OTOH will AI be able to abuse parasociality? Yes, of course, o b v i o u s l y.
I would agree that we probably ought to ban AI mimicking humans but I personally would have to spend more time thinking about it to have a fully fleshed out reasoning why beyond the superficial “obviously this sounds dangerous”.
I watched the webinar from Justin Wolfers on ChatGPT and homework.
It was quite good, but mostly in terms of trying to get instructors to face reality. For example, emphasizing that GPT is perfectly capable of producing decent, not-identifiably-AI writing, not just in response to your initial question but also in response to followups like "write a reflection on how you used ChatGPT to write this essay". AI detection tools don't work, it's easy to prompt it out of its default voice, etc. There is no known way around this and unless your class is small enough that you can do individual verbal assessments you're going to have a bad time.

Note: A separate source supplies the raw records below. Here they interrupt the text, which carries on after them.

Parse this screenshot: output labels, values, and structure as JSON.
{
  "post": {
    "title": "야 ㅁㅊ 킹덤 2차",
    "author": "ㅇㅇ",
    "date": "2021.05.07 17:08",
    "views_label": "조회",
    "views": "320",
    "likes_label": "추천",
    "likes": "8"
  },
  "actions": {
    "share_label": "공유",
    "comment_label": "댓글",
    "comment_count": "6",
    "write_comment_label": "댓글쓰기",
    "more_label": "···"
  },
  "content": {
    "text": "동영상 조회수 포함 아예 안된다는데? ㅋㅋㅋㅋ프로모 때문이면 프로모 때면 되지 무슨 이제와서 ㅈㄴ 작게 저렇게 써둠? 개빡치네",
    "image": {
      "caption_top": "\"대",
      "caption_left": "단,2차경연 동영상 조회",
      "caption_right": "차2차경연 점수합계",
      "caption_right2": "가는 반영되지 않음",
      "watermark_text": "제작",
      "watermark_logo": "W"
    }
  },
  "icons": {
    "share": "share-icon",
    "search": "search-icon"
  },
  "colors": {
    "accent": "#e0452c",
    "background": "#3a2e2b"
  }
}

It was unfortunately somewhat lacking in actual solutions, which I guess means there really aren't any. The main suggestions were 1) add friction to using ChatGPT, for example by disabling copy/paste on your multiple choice questions, 2) come up with questions it will be not as good at, like analyzing graphs, 3) emphasize to students the value of actually learning things themselves. These were all very explicitly recognized as temporary band-aids.
> A 50% decline seems like a lot given how slowly people adapt new technology, and how often LLMs fail to be a good substitute. And the timing of the first decline does not match. But 5% seems suspiciously low. If I were to be trying to program, my use of stack overflow would be down quite a lot. And they’re laying off 28% of the workforce for some reason. How to reconcile all this? Presumably Stack Overflow is doing its best to sell a bad situation. Or perhaps there are a lot of AIs pinging their website.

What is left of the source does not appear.